Non si trattava di negare la "scienza", ma di ricordare che il lavoro è il fondamento della Repubblica. Lasciare senza reddito un padre o una madre di famiglia in nome di un certificato fu una violazione della giustizia sociale. E il silenzio sindacale fu una ferita profonda, che ancora oggi non si è rimarginata.
Un sistema ormai fragile e autoreferenziale
Il sindacalismo italiano è diventato un sistema chiuso, burocratico, sostenuto da fondi pubblici e da una fitta rete di patronati e servizi. Non più movimento di popolo, ma macchina amministrativa.
Nel frattempo, milioni di giovani lavorano senza contratto stabile, senza rappresentanza, senza fiducia.

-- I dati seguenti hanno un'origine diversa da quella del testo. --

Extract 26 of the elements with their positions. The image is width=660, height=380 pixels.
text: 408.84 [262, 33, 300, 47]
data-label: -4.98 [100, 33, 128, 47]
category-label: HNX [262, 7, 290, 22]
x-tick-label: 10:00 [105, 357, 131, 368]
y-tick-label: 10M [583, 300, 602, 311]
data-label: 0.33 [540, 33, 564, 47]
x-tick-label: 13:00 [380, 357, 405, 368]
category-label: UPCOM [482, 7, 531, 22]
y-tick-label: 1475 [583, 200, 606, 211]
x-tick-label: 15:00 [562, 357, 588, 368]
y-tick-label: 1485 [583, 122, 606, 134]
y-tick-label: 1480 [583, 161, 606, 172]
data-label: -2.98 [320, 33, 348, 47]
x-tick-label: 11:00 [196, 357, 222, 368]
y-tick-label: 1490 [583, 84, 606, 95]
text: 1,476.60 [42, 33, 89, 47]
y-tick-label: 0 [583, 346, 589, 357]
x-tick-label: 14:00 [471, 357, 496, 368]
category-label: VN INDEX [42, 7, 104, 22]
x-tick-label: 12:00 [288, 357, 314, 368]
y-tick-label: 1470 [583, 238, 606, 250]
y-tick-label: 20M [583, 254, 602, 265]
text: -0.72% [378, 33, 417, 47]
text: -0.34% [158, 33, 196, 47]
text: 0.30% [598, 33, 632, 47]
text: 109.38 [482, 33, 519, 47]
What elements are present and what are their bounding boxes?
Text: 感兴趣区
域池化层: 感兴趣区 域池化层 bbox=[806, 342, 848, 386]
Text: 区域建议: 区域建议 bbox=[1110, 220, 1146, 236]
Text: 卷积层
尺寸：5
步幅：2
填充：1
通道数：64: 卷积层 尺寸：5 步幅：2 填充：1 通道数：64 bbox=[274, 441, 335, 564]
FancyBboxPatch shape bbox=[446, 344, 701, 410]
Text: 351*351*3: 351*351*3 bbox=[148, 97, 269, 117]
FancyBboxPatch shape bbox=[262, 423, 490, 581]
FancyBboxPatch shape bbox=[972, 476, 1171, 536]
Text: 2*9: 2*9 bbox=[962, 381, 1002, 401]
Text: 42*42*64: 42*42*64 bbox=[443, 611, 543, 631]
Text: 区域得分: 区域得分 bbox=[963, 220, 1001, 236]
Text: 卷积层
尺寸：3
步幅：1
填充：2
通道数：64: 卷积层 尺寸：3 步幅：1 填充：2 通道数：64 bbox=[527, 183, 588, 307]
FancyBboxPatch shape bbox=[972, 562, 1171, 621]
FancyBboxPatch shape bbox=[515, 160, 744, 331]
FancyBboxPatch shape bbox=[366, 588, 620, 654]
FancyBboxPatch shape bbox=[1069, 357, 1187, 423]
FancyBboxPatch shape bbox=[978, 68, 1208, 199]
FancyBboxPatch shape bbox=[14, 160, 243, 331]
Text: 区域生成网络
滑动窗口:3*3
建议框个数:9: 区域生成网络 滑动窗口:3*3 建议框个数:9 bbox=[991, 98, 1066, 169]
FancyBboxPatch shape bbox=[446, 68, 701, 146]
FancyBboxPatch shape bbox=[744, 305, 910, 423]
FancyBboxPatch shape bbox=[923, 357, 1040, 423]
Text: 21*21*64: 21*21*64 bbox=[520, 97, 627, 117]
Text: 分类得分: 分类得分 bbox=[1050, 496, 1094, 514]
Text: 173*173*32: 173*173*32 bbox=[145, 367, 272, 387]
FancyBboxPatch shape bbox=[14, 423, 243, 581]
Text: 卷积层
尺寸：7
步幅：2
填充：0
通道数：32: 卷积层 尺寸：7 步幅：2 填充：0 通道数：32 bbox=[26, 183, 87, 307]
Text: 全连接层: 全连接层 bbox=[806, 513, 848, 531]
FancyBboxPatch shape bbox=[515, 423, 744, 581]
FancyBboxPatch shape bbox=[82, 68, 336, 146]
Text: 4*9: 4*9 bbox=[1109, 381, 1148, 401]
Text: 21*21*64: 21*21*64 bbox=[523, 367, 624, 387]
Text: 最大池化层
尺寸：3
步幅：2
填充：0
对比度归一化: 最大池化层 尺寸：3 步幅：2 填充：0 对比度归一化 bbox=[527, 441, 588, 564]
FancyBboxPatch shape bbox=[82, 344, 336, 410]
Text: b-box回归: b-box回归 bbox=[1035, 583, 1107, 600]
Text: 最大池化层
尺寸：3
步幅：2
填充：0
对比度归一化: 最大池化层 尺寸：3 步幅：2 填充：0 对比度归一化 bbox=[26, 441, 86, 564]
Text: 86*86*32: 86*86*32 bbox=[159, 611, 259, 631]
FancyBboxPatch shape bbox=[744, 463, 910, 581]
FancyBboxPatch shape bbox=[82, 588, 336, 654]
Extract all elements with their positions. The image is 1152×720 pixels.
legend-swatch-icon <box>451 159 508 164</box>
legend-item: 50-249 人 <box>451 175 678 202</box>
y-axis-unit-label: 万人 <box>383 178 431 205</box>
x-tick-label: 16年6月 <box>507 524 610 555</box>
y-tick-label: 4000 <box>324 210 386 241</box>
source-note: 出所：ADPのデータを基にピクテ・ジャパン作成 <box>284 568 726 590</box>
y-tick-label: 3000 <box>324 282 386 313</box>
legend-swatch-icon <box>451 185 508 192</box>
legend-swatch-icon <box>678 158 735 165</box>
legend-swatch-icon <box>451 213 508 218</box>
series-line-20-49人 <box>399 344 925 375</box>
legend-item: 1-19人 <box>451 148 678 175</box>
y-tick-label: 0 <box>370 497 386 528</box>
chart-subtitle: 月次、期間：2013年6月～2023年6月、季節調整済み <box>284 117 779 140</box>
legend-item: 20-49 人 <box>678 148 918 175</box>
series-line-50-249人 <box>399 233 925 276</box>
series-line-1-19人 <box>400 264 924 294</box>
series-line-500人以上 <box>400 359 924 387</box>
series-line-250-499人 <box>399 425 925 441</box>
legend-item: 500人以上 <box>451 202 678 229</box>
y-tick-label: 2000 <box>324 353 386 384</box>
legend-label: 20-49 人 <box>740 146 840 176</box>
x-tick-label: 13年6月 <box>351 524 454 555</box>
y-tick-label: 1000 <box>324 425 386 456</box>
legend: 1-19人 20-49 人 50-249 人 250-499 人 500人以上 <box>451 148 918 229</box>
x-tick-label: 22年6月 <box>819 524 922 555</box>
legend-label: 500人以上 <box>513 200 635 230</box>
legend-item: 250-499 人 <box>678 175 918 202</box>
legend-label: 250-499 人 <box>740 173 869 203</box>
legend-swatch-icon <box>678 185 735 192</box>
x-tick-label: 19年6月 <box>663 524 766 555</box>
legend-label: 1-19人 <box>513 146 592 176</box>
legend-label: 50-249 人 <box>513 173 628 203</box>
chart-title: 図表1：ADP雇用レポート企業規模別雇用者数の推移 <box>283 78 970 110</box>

Il sindacato parla il linguaggio dei decreti, non più quello delle officine, dei cantieri, degli ospedali.
È la fine del sindacalismo di classe, ma non ancora l’inizio di una vera alternativa.
Verso una terza via: il ritorno all’organicità sociale
Ciò che serve non è un sindacato più “radicale”, ma un sistema nuovo, fondato sulla collaborazione e non sul conflitto: una visione corporativa moderna, dove lo Stato coordina e armonizza gli interessi dei lavoratori e delle imprese come parti di un unico organismo.
In questo modello, il lavoro non è merce ma missione sociale; il profitto non è fine, ma mezzo per il bene comune.
L’Italia deve ritrovare la propria unità produttiva: superare la guerra interna tra capitale e lavoro e ricostruire un patto nazionale fondato su responsabilità reciproca, partecipazione e giustizia.
Conclusione
Il sindacalismo contemporaneo ha perso la sua anima perché ha accettato la logica della divisione. Il futuro non può venire dal ritorno al passato, ma da una rinascita dell’idea di comunità nazionale del lavoro.
Solo una visione corporativa — che integri, non separi; che unisca, non contrapponga — potrà restituire dignità a chi lavora e forza morale a una nazione che troppo a lungo ha vissuto inginocchiata davanti al mercato.